Natural-born killers or misunderstood mamas?
Scientists are grasping for answers to explain why southern resident killer whales--a group of fish eaters that prefers chinook salmon--have also been observed toying with harbour porpoises before leaving them dead, including two cases in the past month in Washington state and B. C.'s Strait of Georgia.
Joe Gaydos, staff scientist with the SeaDoc Society, speculated that killer whales might see the porpoises as an opportunity for a playful "cat and mouse" game--with deadly consequences.
"The thing we forget about wildlife is that they don't really have a consciousness like we have, that this is OK and this is not OK," he said from his office in Washington's San Juan Islands.
"Cats don't think, 'Oh, it's not OK to play with it (a mouse).' They just do it.
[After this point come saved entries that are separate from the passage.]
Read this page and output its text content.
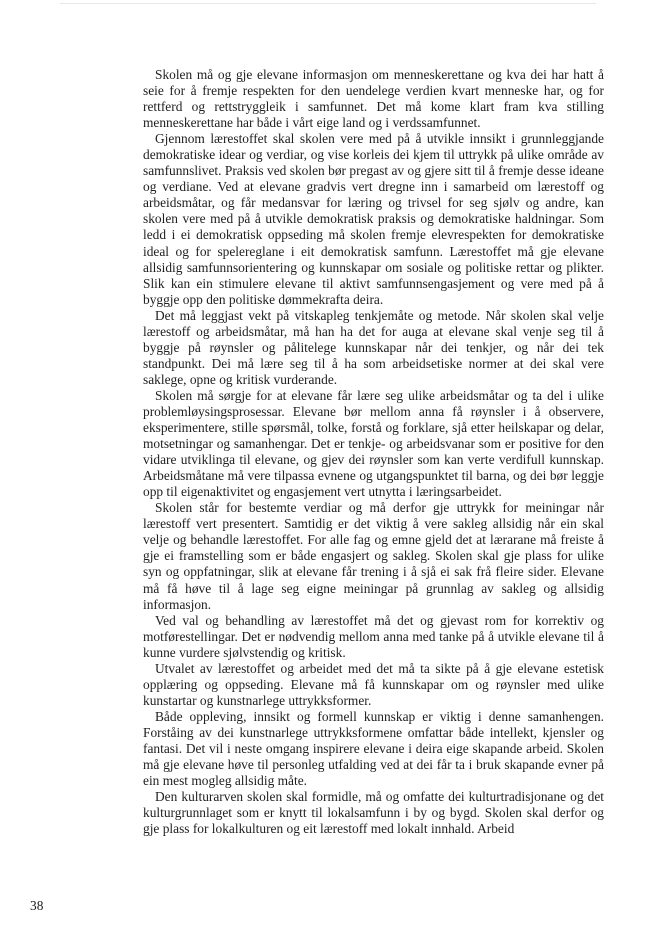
Skolen må og gje elevane informasjon om menneskerettane og kva dei har hatt å seie for å fremje respekten for den uendelege verdien kvart menneske har, og for rettferd og rettstryggleik i samfunnet. Det må kome klart fram kva stilling menneskerettane har både i vårt eige land og i verdssamfunnet.

Gjennom lærestoffet skal skolen vere med på å utvikle innsikt i grunnleggjande demokratiske idear og verdiar, og vise korleis dei kjem til uttrykk på ulike område av samfunnslivet. Praksis ved skolen bør pregast av og gjere sitt til å fremje desse ideane og verdiane. Ved at elevane gradvis vert dregne inn i samarbeid om lærestoff og arbeidsmåtar, og får medansvar for læring og trivsel for seg sjølv og andre, kan skolen vere med på å utvikle demokratisk praksis og demokratiske haldningar. Som ledd i ei demokratisk oppseding må skolen fremje elevrespekten for demokratiske ideal og for spelereglane i eit demokratisk samfunn. Lærestoffet må gje elevane allsidig samfunnsorientering og kunnskapar om sosiale og politiske rettar og plikter. Slik kan ein stimulere elevane til aktivt samfunnsengasjement og vere med på å byggje opp den politiske dømmekrafta deira.

Det må leggjast vekt på vitskapleg tenkjemåte og metode. Når skolen skal velje lærestoff og arbeidsmåtar, må han ha det for auga at elevane skal venje seg til å byggje på røynsler og pålitelege kunnskapar når dei tenkjer, og når dei tek standpunkt. Dei må lære seg til å ha som arbeidsetiske normer at dei skal vere saklege, opne og kritisk vurderande.

Skolen må sørgje for at elevane får lære seg ulike arbeidsmåtar og ta del i ulike problemløysingsprosessar. Elevane bør mellom anna få røynsler i å observere, eksperimentere, stille spørsmål, tolke, forstå og forklare, sjå etter heilskapar og delar, motsetningar og samanhengar. Det er tenkje- og arbeidsvanar som er positive for den vidare utviklinga til elevane, og gjev dei røynsler som kan verte verdifull kunnskap. Arbeidsmåtane må vere tilpassa evnene og utgangspunktet til barna, og dei bør leggje opp til eigenaktivitet og engasjement vert utnytta i læringsarbeidet.

Skolen står for bestemte verdiar og må derfor gje uttrykk for meiningar når lærestoff vert presentert. Samtidig er det viktig å vere sakleg allsidig når ein skal velje og behandle lærestoffet. For alle fag og emne gjeld det at lærarane må freiste å gje ei framstelling som er både engasjert og sakleg. Skolen skal gje plass for ulike syn og oppfatningar, slik at elevane får trening i å sjå ei sak frå fleire sider. Elevane må få høve til å lage seg eigne meiningar på grunnlag av sakleg og allsidig informasjon.

Ved val og behandling av lærestoffet må det og gjevast rom for korrektiv og motførestellingar. Det er nødvendig mellom anna med tanke på å utvikle elevane til å kunne vurdere sjølvstendig og kritisk.

Utvalet av lærestoffet og arbeidet med det må ta sikte på å gje elevane estetisk opplæring og oppseding. Elevane må få kunnskapar om og røynsler med ulike kunstartar og kunstnarlege uttrykksformer.

Både oppleving, innsikt og formell kunnskap er viktig i denne samanhengen. Forståing av dei kunstnarlege uttrykksformene omfattar både intellekt, kjensler og fantasi. Det vil i neste omgang inspirere elevane i deira eige skapande arbeid. Skolen må gje elevane høve til personleg utfalding ved at dei får ta i bruk skapande evner på ein mest mogleg allsidig måte.

Den kulturarven skolen skal formidle, må og omfatte dei kulturtradisjonane og det kulturgrunnlaget som er knytt til lokalsamfunn i by og bygd. Skolen skal derfor og gje plass for lokalkulturen og eit lærestoff med lokalt innhald. Arbeid

38
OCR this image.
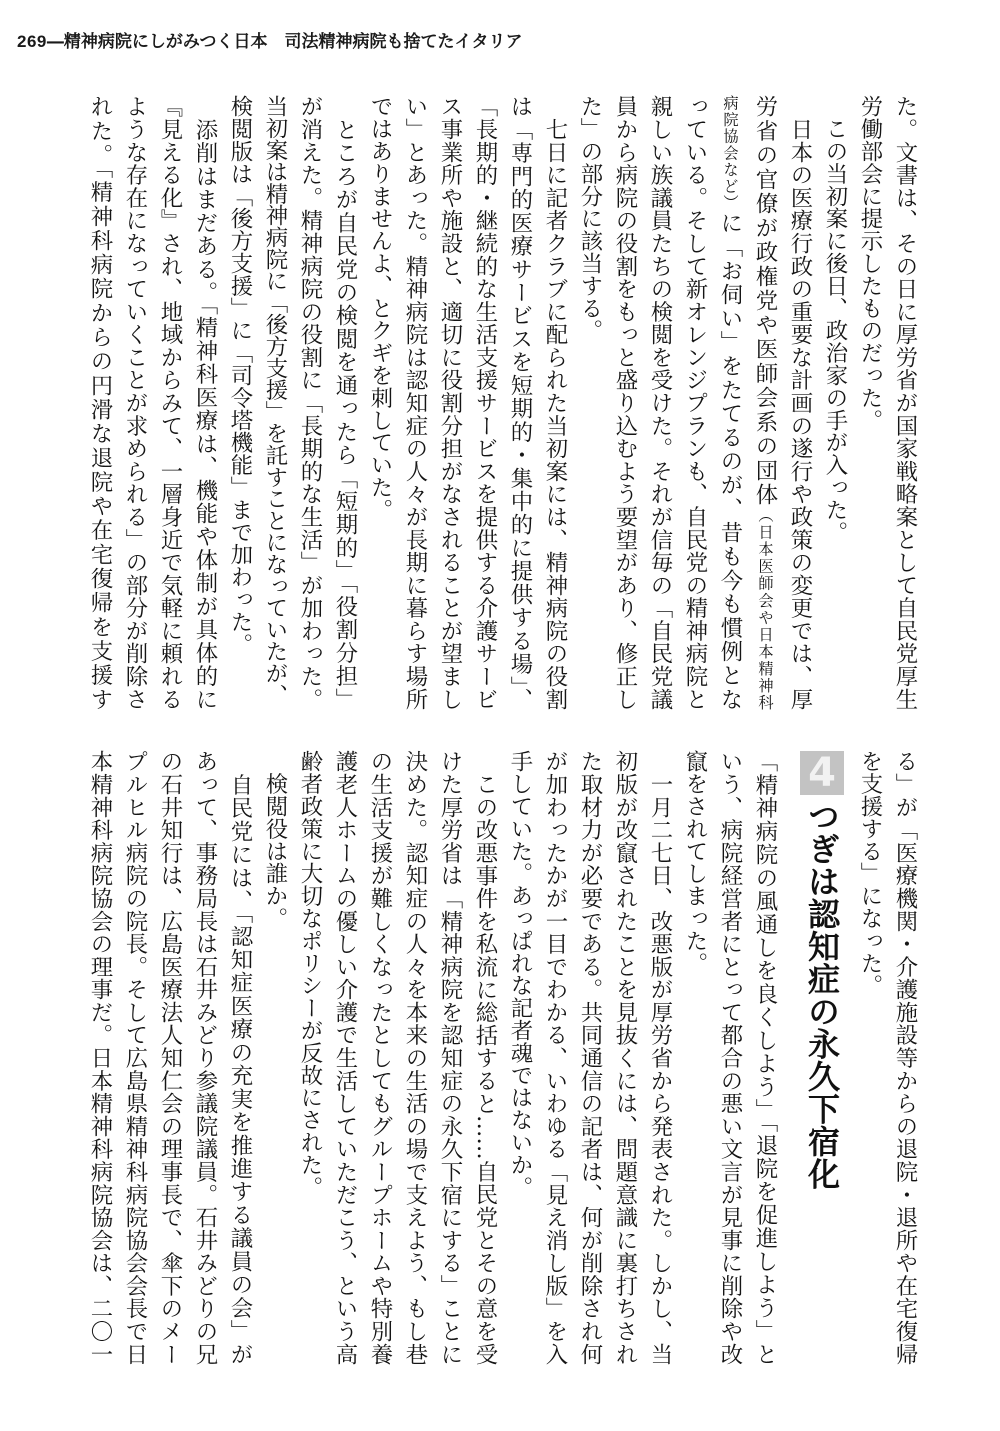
269―精神病院にしがみつく日本　司法精神病院も捨てたイタリア
た。文書は、その日に厚労省が国家戦略案として自民党厚生
労働部会に提示したものだった。
　この当初案に後日、政治家の手が入った。
　日本の医療行政の重要な計画の遂行や政策の変更では、厚
労省の官僚が政権党や医師会系の団体（日本医師会や日本精神科
病院協会など）に「お伺い」をたてるのが、昔も今も慣例とな
っている。そして新オレンジプランも、自民党の精神病院と
親しい族議員たちの検閲を受けた。それが信毎の「自民党議
員から病院の役割をもっと盛り込むよう要望があり、修正し
た」の部分に該当する。
　七日に記者クラブに配られた当初案には、精神病院の役割
は「専門的医療サービスを短期的・集中的に提供する場」、
「長期的・継続的な生活支援サービスを提供する介護サービ
ス事業所や施設と、適切に役割分担がなされることが望まし
い」とあった。精神病院は認知症の人々が長期に暮らす場所
ではありませんよ、とクギを刺していた。
　ところが自民党の検閲を通ったら「短期的」「役割分担」
が消えた。精神病院の役割に「長期的な生活」が加わった。
当初案は精神病院に「後方支援」を託すことになっていたが、
検閲版は「後方支援」に「司令塔機能」まで加わった。
　添削はまだある。「精神科医療は、機能や体制が具体的に
『見える化』され、地域からみて、一層身近で気軽に頼れる
ような存在になっていくことが求められる」の部分が削除さ
れた。「精神科病院からの円滑な退院や在宅復帰を支援す
る」が「医療機関・介護施設等からの退院・退所や在宅復帰
を支援する」になった。
4
つぎは認知症の永久下宿化
「精神病院の風通しを良くしよう」「退院を促進しよう」と
いう、病院経営者にとって都合の悪い文言が見事に削除や改
竄をされてしまった。
　一月二七日、改悪版が厚労省から発表された。しかし、当
初版が改竄されたことを見抜くには、問題意識に裏打ちされ
た取材力が必要である。共同通信の記者は、何が削除され何
が加わったかが一目でわかる、いわゆる「見え消し版」を入
手していた。あっぱれな記者魂ではないか。
　この改悪事件を私流に総括すると……自民党とその意を受
けた厚労省は「精神病院を認知症の永久下宿にする」ことに
決めた。認知症の人々を本来の生活の場で支えよう、もし巷
の生活支援が難しくなったとしてもグループホームや特別養
護老人ホームの優しい介護で生活していただこう、という高
齢者政策に大切なポリシーが反故にされた。
　検閲役は誰か。
　自民党には、「認知症医療の充実を推進する議員の会」が
あって、事務局長は石井みどり参議院議員。石井みどりの兄
の石井知行は、広島医療法人知仁会の理事長で、傘下のメー
プルヒル病院の院長。そして広島県精神科病院協会会長で日
本精神科病院協会の理事だ。日本精神科病院協会は、二〇一
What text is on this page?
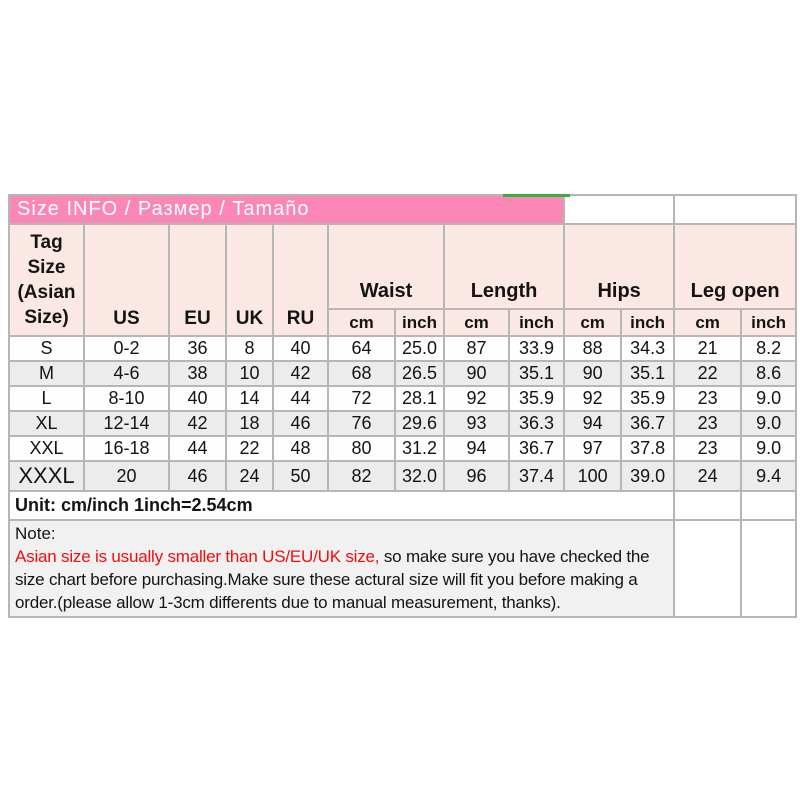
Size INFO / Размер / Tamaño												
Tag Size (Asian Size)	US	EU	UK	RU	Waist		Length		Hips		Leg open	
					cm	inch	cm	inch	cm	inch	cm	inch
S	0-2	36	8	40	64	25.0	87	33.9	88	34.3	21	8.2
M	4-6	38	10	42	68	26.5	90	35.1	90	35.1	22	8.6
L	8-10	40	14	44	72	28.1	92	35.9	92	35.9	23	9.0
XL	12-14	42	18	46	76	29.6	93	36.3	94	36.7	23	9.0
XXL	16-18	44	22	48	80	31.2	94	36.7	97	37.8	23	9.0
XXXL	20	46	24	50	82	32.0	96	37.4	100	39.0	24	9.4
Unit: cm/inch 1inch=2.54cm												

Note:
Asian size is usually smaller than US/EU/UK size, so make sure you have checked the size chart before purchasing.Make sure these actural size will fit you before making a order.(please allow 1-3cm differents due to manual measurement, thanks).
That's what an animal does."
But John Ford, a whale expert with the federal Fisheries Department, said from Nanaimo, B. C., that because female killer whales tend to engage in the behaviour, it is possible they are trying to prop up the porpoises as they might their own young. The porpoises can ultimately succumb to shock, exhaustion, injury or drowning.
"It could be a maternal-driven behaviour that is misdirected towards another species," said Ford, noting southern residents seem more likely to exhibit the behaviour than northern resident killer whales.
"These animals (porpoises) are often sort of carried about on their backs or heads, pushed around. It's almost like a behaviour you'd see with a distressed or dead calf of a killer whale. We've seen a stillborn calf pushed along or carried along by the mother."
Lance Barrett-Lennard, a whale biologist with the Vancouver Aquarium, said he's observed two northern resident females trap a harbour porpoise between them in the water, and ultimately let it swim away.